On the eve of the 50th anniversary of the March on Washington, the leader of a prominent national black education group says school desegregation orders might be no longer useful. Ken Campbell, president of the Black Alliance for Educational Options, was responding to a U.S. Department of Justice lawsuit charging Louisiana's school voucher program hurts desegregation efforts.
Today, Campbell said, educational excellence is more important for racial progress than equity in a given school. "We can't ignore the kind of history of efforts to stop or block integration in schools in the South in the '60s and '70s," he said.
But he added: "I think in 2013 we have to have a very different viewpoint in some regards.
"In the name of racial harmony or racial integration, we're going to assign kids to failing schools? These aren't easy issues."
The Black Alliance for Educational Options has been the loudest institutional voice in support of the Louisiana Scholarship Program, which lets low-income children in C-, D- and F-graded schools attend participating private schools at taxpayer expense. The group is holding a news conference Tuesday morning in Amite to urge the Justice Department to drop the lawsuit.
Also attending will be representatives of the right-wing American Federation for Children.
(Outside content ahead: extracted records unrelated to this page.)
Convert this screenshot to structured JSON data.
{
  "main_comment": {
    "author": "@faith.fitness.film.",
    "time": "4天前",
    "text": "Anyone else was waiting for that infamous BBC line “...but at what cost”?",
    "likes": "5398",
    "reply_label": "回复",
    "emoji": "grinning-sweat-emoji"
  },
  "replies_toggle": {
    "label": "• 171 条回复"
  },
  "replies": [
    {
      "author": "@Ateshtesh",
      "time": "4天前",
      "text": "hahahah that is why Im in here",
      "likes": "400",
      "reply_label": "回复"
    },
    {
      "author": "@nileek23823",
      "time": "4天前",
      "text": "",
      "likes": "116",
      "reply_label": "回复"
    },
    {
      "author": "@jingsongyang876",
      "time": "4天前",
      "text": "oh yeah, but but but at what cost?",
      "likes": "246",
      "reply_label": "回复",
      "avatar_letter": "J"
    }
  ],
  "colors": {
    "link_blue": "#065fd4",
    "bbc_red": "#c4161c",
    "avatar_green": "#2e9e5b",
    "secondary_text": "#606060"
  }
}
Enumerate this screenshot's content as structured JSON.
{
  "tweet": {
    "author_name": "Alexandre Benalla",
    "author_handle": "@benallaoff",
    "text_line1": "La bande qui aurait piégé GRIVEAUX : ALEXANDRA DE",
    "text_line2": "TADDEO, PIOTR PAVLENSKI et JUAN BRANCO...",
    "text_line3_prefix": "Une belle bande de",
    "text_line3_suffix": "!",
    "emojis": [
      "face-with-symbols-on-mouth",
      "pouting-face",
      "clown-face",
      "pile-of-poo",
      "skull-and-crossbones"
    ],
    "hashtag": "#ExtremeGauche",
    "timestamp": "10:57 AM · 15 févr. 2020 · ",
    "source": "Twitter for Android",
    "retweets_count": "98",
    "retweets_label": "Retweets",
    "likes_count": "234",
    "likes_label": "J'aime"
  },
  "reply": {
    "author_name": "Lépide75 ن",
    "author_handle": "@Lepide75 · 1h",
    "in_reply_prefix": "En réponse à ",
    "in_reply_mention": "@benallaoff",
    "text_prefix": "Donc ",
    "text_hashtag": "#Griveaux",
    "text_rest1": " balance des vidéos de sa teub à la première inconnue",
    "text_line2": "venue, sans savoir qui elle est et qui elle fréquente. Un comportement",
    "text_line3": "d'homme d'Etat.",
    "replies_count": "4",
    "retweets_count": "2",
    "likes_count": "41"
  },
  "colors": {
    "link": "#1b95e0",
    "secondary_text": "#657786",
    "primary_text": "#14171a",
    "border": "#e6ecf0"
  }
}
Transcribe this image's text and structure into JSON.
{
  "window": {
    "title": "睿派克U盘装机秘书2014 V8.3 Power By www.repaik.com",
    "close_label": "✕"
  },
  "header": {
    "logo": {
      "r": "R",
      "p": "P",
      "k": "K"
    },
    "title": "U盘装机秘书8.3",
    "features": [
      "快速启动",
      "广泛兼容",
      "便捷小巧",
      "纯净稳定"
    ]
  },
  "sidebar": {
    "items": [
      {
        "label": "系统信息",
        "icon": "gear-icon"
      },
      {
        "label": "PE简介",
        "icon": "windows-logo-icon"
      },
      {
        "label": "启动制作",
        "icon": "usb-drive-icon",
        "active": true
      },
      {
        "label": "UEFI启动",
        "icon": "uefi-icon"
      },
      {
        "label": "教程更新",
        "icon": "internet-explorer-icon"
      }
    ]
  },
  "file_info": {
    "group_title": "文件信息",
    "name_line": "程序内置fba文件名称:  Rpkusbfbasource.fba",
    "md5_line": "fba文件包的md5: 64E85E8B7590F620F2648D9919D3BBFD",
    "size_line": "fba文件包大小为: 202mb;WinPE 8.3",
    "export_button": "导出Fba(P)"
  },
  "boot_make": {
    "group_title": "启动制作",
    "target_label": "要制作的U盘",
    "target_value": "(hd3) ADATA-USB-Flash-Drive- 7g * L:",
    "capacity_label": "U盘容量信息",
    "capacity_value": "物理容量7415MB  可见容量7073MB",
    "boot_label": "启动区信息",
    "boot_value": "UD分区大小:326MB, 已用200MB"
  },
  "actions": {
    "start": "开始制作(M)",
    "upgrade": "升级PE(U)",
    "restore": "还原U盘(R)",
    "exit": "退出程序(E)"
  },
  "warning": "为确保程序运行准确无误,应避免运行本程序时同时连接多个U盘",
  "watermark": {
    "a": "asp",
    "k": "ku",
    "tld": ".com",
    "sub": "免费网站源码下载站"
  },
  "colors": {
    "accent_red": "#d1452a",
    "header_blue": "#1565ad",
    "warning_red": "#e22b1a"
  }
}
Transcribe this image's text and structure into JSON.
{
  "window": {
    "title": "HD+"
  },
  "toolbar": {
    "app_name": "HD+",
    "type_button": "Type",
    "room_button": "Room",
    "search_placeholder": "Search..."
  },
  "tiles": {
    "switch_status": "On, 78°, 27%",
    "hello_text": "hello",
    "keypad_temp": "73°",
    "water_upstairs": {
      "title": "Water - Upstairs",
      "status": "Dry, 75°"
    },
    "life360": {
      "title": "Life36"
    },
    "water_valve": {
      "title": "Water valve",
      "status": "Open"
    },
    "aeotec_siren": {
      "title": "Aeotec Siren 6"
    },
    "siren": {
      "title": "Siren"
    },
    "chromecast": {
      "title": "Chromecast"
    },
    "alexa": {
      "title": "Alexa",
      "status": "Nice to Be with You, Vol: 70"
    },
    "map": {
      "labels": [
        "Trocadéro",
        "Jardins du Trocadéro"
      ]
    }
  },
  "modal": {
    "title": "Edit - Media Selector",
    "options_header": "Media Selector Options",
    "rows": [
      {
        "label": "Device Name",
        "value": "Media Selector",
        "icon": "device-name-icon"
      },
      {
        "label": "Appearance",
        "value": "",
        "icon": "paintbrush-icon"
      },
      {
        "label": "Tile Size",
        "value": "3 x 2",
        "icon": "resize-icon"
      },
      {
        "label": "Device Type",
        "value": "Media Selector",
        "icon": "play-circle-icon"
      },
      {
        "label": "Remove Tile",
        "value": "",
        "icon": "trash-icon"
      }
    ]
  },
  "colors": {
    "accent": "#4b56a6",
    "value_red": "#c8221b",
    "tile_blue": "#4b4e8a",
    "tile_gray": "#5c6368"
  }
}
Almost 60 years after the U.S. Supreme Court ruled in Brown v. Board of Education that separate school facilities were inherently unequal, 34 of Louisiana's 69 local school systems, including those of Plaquemines, St. John the Baptist and St. Tammany parishes, remain under court-imposed desegregation orders. These orders dictate that the systems must try to attain racial balance in schools, typically involving magnet schools and busing.